Grandi mostre in provincia. “Rembrandt. La luce incisa” a Carbonia

Una mostra importante, un artista fondamentale come Rembrandt Harmensz van Rijn, un museo di provincia, il Museo dei Paleoambienti Sulcitani di Carbonia che torna a [...]

Una mostra importante, un artista fondamentale come Rembrandt Harmensz van Rijn, un museo di provincia, il Museo dei Paleoambienti Sulcitani di Carbonia che torna a proporre dopo i successi riscontrati con un’antologica dedicata a Joan Miró un evento espositivo di grande rilievo. Fino al 5 giugno di scena “Rembrandt. La luce incisa” visitabile presso la sezione del museo dedicata alle mostre temporanee.

 

Curata da Alice Devecchi, la mostra propone espone 68 acqueforti originali dell’arsista seicentesco. Artista di punta nella stagione più fiorente dell’arte olandese.

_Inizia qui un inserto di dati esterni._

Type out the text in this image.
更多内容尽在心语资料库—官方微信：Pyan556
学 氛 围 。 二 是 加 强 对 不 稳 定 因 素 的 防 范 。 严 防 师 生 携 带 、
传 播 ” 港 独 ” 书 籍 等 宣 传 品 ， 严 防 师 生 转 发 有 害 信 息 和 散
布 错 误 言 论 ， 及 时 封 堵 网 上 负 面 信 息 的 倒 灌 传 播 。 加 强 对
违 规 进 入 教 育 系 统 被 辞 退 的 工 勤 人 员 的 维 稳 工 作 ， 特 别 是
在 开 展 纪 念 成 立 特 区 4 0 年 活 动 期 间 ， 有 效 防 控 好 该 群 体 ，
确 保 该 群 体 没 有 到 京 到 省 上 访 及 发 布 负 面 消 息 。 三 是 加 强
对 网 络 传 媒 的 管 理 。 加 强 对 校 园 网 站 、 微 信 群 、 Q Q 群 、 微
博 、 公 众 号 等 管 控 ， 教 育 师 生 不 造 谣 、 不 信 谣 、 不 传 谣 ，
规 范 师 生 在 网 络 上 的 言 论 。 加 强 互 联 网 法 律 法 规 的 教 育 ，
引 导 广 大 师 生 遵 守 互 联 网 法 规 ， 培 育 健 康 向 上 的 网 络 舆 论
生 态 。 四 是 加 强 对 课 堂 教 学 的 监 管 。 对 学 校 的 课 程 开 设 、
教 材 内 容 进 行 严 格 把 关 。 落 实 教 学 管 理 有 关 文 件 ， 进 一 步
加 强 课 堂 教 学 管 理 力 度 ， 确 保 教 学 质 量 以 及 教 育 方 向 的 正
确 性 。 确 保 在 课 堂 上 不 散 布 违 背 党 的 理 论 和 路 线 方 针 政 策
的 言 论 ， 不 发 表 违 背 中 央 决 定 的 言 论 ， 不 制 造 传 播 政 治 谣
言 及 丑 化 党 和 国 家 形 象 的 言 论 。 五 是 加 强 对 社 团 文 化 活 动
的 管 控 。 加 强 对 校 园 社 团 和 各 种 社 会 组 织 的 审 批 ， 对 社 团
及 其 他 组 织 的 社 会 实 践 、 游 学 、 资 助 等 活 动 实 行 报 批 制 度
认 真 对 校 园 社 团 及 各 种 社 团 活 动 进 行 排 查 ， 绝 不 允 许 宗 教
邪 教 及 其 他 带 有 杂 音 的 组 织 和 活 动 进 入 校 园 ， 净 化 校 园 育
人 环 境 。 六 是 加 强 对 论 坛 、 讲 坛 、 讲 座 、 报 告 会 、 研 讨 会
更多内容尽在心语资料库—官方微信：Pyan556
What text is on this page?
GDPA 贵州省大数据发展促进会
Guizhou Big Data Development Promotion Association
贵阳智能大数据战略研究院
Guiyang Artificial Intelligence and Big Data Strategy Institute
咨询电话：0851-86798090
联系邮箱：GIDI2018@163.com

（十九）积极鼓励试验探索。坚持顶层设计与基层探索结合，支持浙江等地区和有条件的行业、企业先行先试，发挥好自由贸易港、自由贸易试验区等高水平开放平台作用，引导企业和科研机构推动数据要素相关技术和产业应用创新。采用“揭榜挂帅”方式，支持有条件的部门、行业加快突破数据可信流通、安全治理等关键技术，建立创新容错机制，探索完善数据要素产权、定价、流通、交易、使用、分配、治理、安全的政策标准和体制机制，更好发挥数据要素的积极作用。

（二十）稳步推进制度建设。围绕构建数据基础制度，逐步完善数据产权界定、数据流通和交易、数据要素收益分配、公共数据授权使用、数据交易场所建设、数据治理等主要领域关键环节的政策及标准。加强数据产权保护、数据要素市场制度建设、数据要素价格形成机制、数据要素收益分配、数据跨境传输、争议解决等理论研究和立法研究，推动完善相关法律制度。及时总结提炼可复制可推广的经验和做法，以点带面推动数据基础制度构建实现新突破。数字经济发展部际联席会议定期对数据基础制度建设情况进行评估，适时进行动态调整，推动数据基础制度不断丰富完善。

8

L’esposzione mette in evidenza come – anche nelle acqueforti, tecnica tutt’altro che facile – la protagonista indiscussa dell’arte di Rembrandt resti la luce. E’ questa che determina la dinamica della costruzione dell’opera, penetra nei ritratti rivelando l’interiorità, la psicologia dei soggetti. Nella sua vastissima produzione Rembrandt produce molte acqueforti a partire dal 1626. I temi sono quelli frequantati anche nei celebri dipinti: ritratti e autoritratti prima di tutto, ma anche soggetti religiosi, mitologici, scene di genere e paesaggi, testimonianza dell’influenza che Rembrandt ebbe sull’arte europea e in particolare dell’Italia del nord.

Scrive la curatrice nell’introduzione del catalogo di mostra:

 “Le incisioni di Rembrandt tracciano storie di buio e di luce. Storie in cui la trama dell’ombra ordisce silenziosamente il suo tessuto di segni, di solchi più o meno profondi sulla lastra incisa che si riempiono di inchiostro nero. La carta raccoglie l’inchiostro, lo assorbe finchè il suo luminoso biancore si intride dell’oscurità di ogni segno. La carta vergine è luce, l’inchiostro plumbeo è buio, ombra oscura. La qualità della luce di Rembrandt non è mai scontata. Ogni incontro con la sua luce incisa richiede una nuova interpretazione. Raggi di luce, luce tagliente, luce incandescente, luce evanescente, luce vibrante, luce domestica, luce lunare, luce diurna, luce fioca, luce abbagliante, luce diffusa, luce divina.

Allo stesso modo l’ombra, che è buio, oscurità o notte. Ombra vana, ombra netta, penombra, ombra sfumata, ombra notturna. Non c’è una regola, se non quella di caricare di senso il chiaro e lo scuro”.